Thursday, 7 June 2007

Short People

Mention of dwarf actors in the last entry (I've met that Big Mick from off of The Black Adder- Episode 6, you know. We talked about A Small Problem, the short lived size apartheid, apart-height if you will, sitcom and his first TV role- working with Stratford Johns on The Book Tower. I like a good Stratford Johns anecdote myself, partly because almost everyone who worked with him refers to him by his real name Alan, which makes you feel all lovely and insidery from the get-go), puts me in mind of someone I studied Drama with in the 1980s, who's sadly died since, Julian Skelton.

Julian was a vegetarian, an avid fan of the Stranglers, and a follower of the Animal Liberation Front. He had short, spiky, dyed hair, wore only black clothes and was a dwarf. He may also have been an anarcho-syndicalist, his mate Joel was. Maybe he just listened. If they'd ever made a film of The Wasp Factory, Julian would have been a shoe-in for the punk dwarf role in that.
As I recall it, he also got his Equity card younger than anyone else I knew by virtue of a summer holiday job on the George Lucas picture Willow. You can see him most clearly in the finished film as a market trader who angrily shouts a few words at some kids who've stolen fruit from his stall, but he's milling around in other scenes too.

Willow features a whole village worth of dwarfs, giving proper acting parts to people George Lucas had previously primarily, encased in tin and fur. They were playing a different species to 'normal' humans admittedly, like the Dwarfs of Wagner and the Dwarves of Tolkein, but at least they were allowed to act like people and get quite close to Joanne Whalley's navel while Val Kilmer worked his charms on her.
Willow's dwarf actors and extras took over a London hotel during the filming, which Julian recalled as a surreal experience, suddenly becoming the norm in the middle of the city rather than the object of curious stares. Whether anything went on like the reputed debauchery of the similarly hotel liberated Munchkin actors during the making of The Wizard of Oz, he never said. He may not have known, to be fair, he was young and more interested in Joanne Whalley at the time, which is a hard position to take issue with really.

Julian bought epic numbers of Stranglers rarities with his Willow money, and probably loads of black clothes in difficult sizes too and came back north with tales of cowering from big dogs dressed up as monsters and other such glamorous on set goings-on.
The film was released and was a moderate success. Joanne Whalley married Val Kilmer and most of the dwarf actors went back into working in animal skins and metal boxes, and life went on.
Years later, George Lucas wrote a novel sequel to the movie, which may well have been a write up of the notes for a sequel that immoderate success would have brought, I don't know.

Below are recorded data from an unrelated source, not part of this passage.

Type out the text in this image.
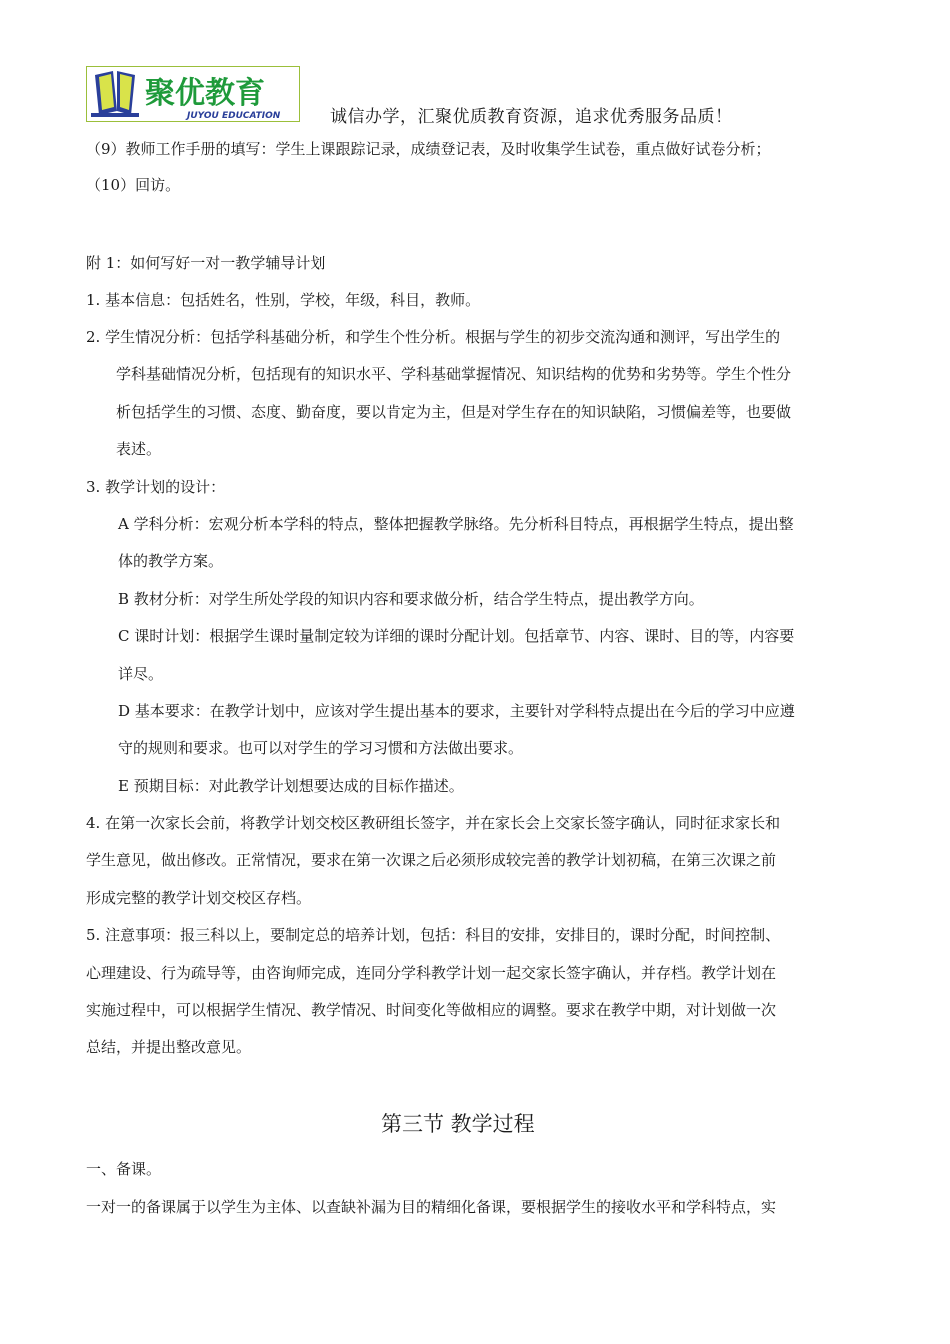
聚优教育
JUYOU EDUCATION	诚信办学，汇聚优质教育资源，追求优秀服务品质！
（9）教师工作手册的填写：学生上课跟踪记录，成绩登记表，及时收集学生试卷，重点做好试卷分析；
（10）回访。
附 1：如何写好一对一教学辅导计划
1. 基本信息：包括姓名，性别，学校，年级，科目，教师。
2. 学生情况分析：包括学科基础分析，和学生个性分析。根据与学生的初步交流沟通和测评，写出学生的
学科基础情况分析，包括现有的知识水平、学科基础掌握情况、知识结构的优势和劣势等。学生个性分
析包括学生的习惯、态度、勤奋度，要以肯定为主，但是对学生存在的知识缺陷，习惯偏差等，也要做
表述。
3. 教学计划的设计：
A 学科分析：宏观分析本学科的特点，整体把握教学脉络。先分析科目特点，再根据学生特点，提出整
体的教学方案。
B 教材分析：对学生所处学段的知识内容和要求做分析，结合学生特点，提出教学方向。
C 课时计划：根据学生课时量制定较为详细的课时分配计划。包括章节、内容、课时、目的等，内容要
详尽。
D 基本要求：在教学计划中，应该对学生提出基本的要求，主要针对学科特点提出在今后的学习中应遵
守的规则和要求。也可以对学生的学习习惯和方法做出要求。
E 预期目标：对此教学计划想要达成的目标作描述。
4. 在第一次家长会前，将教学计划交校区教研组长签字，并在家长会上交家长签字确认，同时征求家长和
学生意见，做出修改。正常情况，要求在第一次课之后必须形成较完善的教学计划初稿，在第三次课之前
形成完整的教学计划交校区存档。
5. 注意事项：报三科以上，要制定总的培养计划，包括：科目的安排，安排目的，课时分配，时间控制、
心理建设、行为疏导等，由咨询师完成，连同分学科教学计划一起交家长签字确认，并存档。教学计划在
实施过程中，可以根据学生情况、教学情况、时间变化等做相应的调整。要求在教学中期，对计划做一次
总结，并提出整改意见。
第三节 教学过程
一、备课。
一对一的备课属于以学生为主体、以查缺补漏为目的精细化备课，要根据学生的接收水平和学科特点，实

Outside acting and reading fanzines about 'themeninblack' Julian also went hunt saboteuring, laying fake scents and honking horns with mates to annoy posh country blokes on horses hunting foxes at the weekend. What delighted me most about this was he had a knitted black balaclava to disguise his identity while doing so.
I liked to imagine angry huntsmen seeing him later back in his civvies, hanging 'round the village for his lift back into town.
"There certainly was a dwarf in a Rattus Norvegicus t shirt out there in the woods," they'd say to each other, like dumb bad guys out of Zorro "but his face was covered so I can't be certain it was this dwarf in a Rattus Norvegicus t-shirt."

Julian died one January around eleven years ago, after collapsing coming off stage in a play. I gather he'd had a few unhappy years since I'd known him and hadn't looked after his health too well.
When I told another acquaintance of his death, they asked, in that curious way you do, what play he'd been in. Somehow, we have a collossal need for specifics and trivialities when faced with death, it's as if detailed knowledge of the circumstances helps us believe it more.
I had to say it was bloody 'Snow White and the Seven Dwarfs' of course. I wish it hadn't been.

In unrelated 'did Ian buy a doodgy mp3 player?' news, my I-River H10 has developed a hint of lemon. The scroll button has decided to stop working, which means it currently has about 10 percent functionality and, perhaps more crucially, it will only play back at volume settting 0, which is, you know, not entirely useful.
It is I believe still in warranty, so repair or replacement should follow with luck. I'll keep you posted on developments, if any further idiosyncratic non-functionality develops or more or less standard poor customer service hilarity ensues you'll be fairly high up the list of the first to know.